A month is a long time in technology

3–4 minutes

I could easily have said a week or even a day. I chose a month because it has been roughly that long since my last post. This is partly self imposed but also due to my work load. A new role at work setting up an innovation program supporting AI service delivery offerings has kept me busy.

The self imposed part is also because I’m reassessing my blogging and newsletter writing. Faced with the onslaught of AI slop, one of the articles covered in the list below, I’m trying to think about how to stay relevant.

I haven’t figured it out yet. I do think there is merit in continuing my writing for two reasons:

  1. It continues to be a source of sensemaking as I explained here: A fire in my head
  2. I think it will one day become a source of differentiation and value against AI slop.

While I am under pressure to find time to do thoughtful and deep pieces, let me at least continue with curation of good writing I am discovering which I think remains valuable. Here are some good recent articles with some added commentary.

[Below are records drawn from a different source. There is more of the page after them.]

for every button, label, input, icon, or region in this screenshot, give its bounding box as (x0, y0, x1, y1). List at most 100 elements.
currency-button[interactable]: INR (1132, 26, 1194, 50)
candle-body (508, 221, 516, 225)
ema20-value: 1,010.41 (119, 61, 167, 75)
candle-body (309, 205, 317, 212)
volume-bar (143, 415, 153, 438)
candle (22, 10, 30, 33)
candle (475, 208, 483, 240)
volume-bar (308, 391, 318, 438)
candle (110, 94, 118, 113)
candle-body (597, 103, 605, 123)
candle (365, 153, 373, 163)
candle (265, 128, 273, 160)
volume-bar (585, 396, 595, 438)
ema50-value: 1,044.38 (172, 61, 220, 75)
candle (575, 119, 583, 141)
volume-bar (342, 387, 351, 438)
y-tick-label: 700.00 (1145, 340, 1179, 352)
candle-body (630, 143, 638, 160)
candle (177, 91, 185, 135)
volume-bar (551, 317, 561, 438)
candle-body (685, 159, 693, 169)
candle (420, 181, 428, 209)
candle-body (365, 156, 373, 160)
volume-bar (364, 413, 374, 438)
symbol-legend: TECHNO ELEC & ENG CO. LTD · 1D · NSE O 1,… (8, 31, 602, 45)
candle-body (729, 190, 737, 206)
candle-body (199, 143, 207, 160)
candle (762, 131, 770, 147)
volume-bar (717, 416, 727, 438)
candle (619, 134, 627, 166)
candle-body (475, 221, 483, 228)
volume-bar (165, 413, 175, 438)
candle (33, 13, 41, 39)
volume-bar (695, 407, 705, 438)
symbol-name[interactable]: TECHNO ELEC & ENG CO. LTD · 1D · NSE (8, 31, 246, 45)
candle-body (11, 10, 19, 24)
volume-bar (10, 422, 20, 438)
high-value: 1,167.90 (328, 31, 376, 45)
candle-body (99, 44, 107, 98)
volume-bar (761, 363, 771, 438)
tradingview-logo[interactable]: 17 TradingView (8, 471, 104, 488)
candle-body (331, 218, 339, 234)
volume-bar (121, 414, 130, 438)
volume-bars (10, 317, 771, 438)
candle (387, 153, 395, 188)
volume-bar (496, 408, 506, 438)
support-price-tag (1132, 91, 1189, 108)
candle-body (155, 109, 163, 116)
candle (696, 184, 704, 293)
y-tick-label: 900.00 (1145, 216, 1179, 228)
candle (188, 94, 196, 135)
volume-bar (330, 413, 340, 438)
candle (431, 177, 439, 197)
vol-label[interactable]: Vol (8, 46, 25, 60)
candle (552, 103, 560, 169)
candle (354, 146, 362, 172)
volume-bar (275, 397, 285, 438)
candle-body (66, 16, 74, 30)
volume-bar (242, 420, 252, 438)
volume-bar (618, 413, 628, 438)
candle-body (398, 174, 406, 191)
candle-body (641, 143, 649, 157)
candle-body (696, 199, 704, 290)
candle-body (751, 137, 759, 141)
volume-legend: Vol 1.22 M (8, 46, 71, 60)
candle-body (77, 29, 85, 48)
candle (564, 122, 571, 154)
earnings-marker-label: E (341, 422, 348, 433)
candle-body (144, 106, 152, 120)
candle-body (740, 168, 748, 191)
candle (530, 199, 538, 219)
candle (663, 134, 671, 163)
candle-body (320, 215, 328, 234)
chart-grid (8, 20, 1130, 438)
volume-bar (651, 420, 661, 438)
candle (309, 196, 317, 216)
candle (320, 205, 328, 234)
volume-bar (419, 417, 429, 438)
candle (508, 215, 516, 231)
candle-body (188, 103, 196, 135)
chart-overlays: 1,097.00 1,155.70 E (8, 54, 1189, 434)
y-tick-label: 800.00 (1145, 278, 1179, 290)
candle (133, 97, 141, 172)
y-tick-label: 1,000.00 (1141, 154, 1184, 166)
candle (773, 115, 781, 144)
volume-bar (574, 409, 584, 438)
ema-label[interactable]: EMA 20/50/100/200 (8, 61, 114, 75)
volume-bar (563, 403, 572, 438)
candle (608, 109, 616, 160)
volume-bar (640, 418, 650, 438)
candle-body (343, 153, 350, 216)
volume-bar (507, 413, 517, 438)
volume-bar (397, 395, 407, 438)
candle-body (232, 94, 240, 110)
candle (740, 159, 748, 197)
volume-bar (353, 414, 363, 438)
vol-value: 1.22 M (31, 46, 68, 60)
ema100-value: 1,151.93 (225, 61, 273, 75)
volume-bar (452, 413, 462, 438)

A Tool That Crushes Creativity

Posted on October 22. AI slop is winning. The prompts read like tiny, abstract poems. “A brutal storm off the coastal cliff. The clouds are formed into tubular formations and lightning strikes are never ending.” I scroll; another appears: “A male figure formed of gentle fire, his outline glowing with soft embers, approaches …

The Real Reason Corporate Innovation Moves So Slowly

Posted on October 16. Key Takeaways The biggest barrier to corporate innovation isn’t ideas or talent — it’s infrastructure procurement. Slow approval cycles turn experiments into months-long ordeals, killing momentum and opportunity. • Forward-thinking companies are building pre-approved “innovation sandboxes” and flexible …

Why Agentic AI Projects Fail—and How to Set Yours Up for Success

Posted on October 22. Agentic AI holds transformative potential, but only for those organizations that approach it with discipline and strategic intent. The market will not reward those who pursue agentic AI for its own sake or succumb to vendor hype—in fact, Gartner research suggests that more than 40% of agentic AI …

Business Adoption of AI Will Take Years, Say Venture Capitalists and Executives

Posted on October 1. Artificial intelligence services will take years to penetrate the economy, because businesses need to figure out how to use new AI products and train …

Forget algorithms, adoption is the real agentic AI revolution

Posted on October 10. These breakthroughs only matter if people actually use the tools. Agentic AI is redrawing the boundaries of value creation in corporate America.Gartner projects that by 2028, 33% of enterprise software applications will incorporate agentic AI, and at least 15% of daily business decisions will be …

The first article from The Atlantic which always has excellent writing confronts the depressing reality of AI slop. It doesn’t just cover AI produced writing slop but video, code and even work slop.

I can see how it is permeating all corners of our lives and think the refreshing thrill of real human connection and insights is starting to become more and more attractive.

The second article on innovation has obvious resonance given my new job focus. In essence it about creating license (through actual funding) for experiments to be conducted for innovation leaps to be achieved. Love it.

The last three articles all cover more or less the same topic: AI projects and how their success depend on a focus in adoption.

A lot of this stems from the now alarming and infamous statistic first put out by MIT based on a study of theirs in July this year that 95% of AI projects fail.

That study has been met with some skepticism, as it should – its too early to really, truly judge.

That is borne out by commentary from venture capitalists and executives and covered in another article.

It’s like the internet that went though a false start to now become something we can safely say has transformed our lives.